Final answer:
After 3 complete half-lives of cobalt-60, 12.5% of the initial amount remains. Therefore, of a 199 g sample, approximately 24.875 g would remain. As slightly more than 3 half-lives have passed after 20 years, the closest answer is 12.5 g, which would be less than the amount after 3 complete half-lives.
Step-by-step explanation:
The student's question is about the half-life of cobalt-60, which is a concept in nuclear chemistry dealing with radioactive decay.
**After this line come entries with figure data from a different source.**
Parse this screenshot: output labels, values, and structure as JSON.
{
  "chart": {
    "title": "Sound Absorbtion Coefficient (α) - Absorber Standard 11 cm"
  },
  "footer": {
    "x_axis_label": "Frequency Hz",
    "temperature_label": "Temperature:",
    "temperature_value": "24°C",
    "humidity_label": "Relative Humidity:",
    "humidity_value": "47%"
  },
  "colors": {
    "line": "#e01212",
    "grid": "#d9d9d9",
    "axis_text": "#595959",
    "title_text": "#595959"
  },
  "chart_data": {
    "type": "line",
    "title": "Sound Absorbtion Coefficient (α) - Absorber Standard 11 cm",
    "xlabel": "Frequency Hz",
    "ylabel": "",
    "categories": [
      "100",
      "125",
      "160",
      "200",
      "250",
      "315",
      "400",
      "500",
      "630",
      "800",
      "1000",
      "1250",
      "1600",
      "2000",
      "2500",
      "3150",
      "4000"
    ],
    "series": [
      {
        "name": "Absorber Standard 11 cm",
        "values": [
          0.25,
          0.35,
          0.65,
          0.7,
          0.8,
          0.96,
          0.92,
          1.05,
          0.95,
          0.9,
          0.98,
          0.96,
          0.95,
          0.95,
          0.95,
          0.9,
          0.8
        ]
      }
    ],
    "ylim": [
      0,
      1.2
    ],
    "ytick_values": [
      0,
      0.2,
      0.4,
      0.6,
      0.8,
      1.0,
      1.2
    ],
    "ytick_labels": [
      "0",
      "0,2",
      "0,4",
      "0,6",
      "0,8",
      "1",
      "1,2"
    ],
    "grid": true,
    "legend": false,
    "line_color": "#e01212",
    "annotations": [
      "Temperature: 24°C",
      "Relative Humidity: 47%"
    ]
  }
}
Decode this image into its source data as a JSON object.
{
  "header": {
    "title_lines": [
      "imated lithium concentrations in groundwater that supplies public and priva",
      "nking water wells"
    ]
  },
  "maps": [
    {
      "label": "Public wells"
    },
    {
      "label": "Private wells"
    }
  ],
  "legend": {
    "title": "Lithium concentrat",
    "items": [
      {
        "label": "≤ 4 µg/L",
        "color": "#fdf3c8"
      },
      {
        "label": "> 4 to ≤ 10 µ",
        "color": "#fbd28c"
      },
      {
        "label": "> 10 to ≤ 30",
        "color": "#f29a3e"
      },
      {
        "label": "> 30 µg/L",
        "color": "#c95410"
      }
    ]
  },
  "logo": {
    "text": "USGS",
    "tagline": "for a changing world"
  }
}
To determine the amount of a 199 g sample of cobalt-60 that will remain after 20 years, considering that the half-life is 5.27 years, we need to calculate the number of half-lives that have passed and then apply the concept that the amount of substance remaining is halved with each half-life.
First, we divide 20 years by the half-life of cobalt-60:
20 years ÷ 5.27 years/half-life = 3.797 half-lives
Since we cannot have a fraction of a half-life, we consider 3 complete half-lives to have passed, and a portion of the fourth.
After 3 half-lives (15.81 years), 12.5% remains, and we can calculate the amount of cobalt-60 left after 3 half-lives:
199 g × 0.125 = 24.875 g
For the remaining time (4.19 years), we do not have a complete half-life, so we cannot directly halve the amount again. However, we can infer that it will be less than 24.875 g but more than if a fourth half-life were to complete (which would be half of 24.875 g). Based on the choices given and this calculation, the closest answer would be option B, 12.5 g, which corresponds to the amount that would remain after slightly more than 3 half-lives.